The gap of about 5.5 billion tonnes of carbon dioxide per year arises not because any country is doing anything wrong. Rather, it is due to differences between scientific methods used in national inventories that countries report under the 2015 Paris agreement on climate change and methods used by international models.
"If models and countries speak a different language, assessing country climate progress will be more difficult," said Giacomo Grassi, an author of a study on the gap and a scientific officer at the Joint Research Center of the European Commission. "To address the problem, we need to find a way to compare these estimates."
The emissions gap, explained in the study published on Monday in the monthly journal Nature Climate Change, could mean some countries will have to adjust their emissions reductions. For instance, the country models done by the United States and other nations show more carbon-absorbing managed forest land than the independent models indicate.

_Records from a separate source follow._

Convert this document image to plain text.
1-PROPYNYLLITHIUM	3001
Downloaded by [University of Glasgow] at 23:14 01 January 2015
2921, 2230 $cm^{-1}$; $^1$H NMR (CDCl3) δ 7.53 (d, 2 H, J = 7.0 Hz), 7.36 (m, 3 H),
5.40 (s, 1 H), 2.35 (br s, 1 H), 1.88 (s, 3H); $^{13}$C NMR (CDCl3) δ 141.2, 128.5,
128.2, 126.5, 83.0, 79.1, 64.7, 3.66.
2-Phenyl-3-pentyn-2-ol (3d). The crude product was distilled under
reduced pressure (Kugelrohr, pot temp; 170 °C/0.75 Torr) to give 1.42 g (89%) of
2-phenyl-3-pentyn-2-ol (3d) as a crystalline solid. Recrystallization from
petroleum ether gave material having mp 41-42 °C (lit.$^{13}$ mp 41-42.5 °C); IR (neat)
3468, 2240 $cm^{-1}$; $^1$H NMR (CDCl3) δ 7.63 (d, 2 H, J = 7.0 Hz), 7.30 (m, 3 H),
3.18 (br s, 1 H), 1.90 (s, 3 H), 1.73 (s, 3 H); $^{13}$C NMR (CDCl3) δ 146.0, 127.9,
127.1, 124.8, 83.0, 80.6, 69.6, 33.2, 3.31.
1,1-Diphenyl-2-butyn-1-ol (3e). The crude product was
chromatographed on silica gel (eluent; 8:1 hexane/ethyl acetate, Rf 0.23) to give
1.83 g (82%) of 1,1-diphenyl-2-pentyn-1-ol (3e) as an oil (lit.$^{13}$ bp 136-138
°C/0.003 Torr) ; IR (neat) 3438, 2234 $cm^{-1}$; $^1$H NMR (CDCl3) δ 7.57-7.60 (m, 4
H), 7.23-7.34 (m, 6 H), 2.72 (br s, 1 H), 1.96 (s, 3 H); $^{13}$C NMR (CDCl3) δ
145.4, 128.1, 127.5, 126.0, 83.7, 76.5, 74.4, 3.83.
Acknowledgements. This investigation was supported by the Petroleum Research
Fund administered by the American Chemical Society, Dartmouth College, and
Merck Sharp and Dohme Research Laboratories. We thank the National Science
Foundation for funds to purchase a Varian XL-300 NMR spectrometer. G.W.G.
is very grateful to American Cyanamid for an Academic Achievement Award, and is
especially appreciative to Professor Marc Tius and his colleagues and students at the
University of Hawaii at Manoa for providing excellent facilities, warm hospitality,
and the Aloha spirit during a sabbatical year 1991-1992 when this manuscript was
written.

The study finds the national estimates, which allow more flexible definitions for those lands, show about 3 billion hectares more of managed forest land around the world than in the independent models.
The risk is that some countries could claim managed forests are absorbing large amounts of emissions and not do enough to cut emissions from cars, homes and factories.
"We are lucky to have those natural carbon sinks," Christopher Williams, an expert on forests at Clark University told the Washington Post, about the study. "However, that carbon uptake is a freebie from nature for which we do not really get to take credit in our battle against climate change."
As countries work to keep their commitments to cut emissions as part of the Paris agreement to limit the global temperature rise to 1.5 degrees Celsius above pre-industrial levels, the discrepancy could become a larger issue.
The Biden administration is urging countries to advance their goals on cutting emissions ahead of US climate talks in Scotland in November. Under the Paris agreement, countries will review their collective progress every five years, a process called "Global stocktake" that will start next year.
The study said further work is required to develop country-specific adjustments, "but countries that had previously used an incomparable benchmark may eventually need to update their target."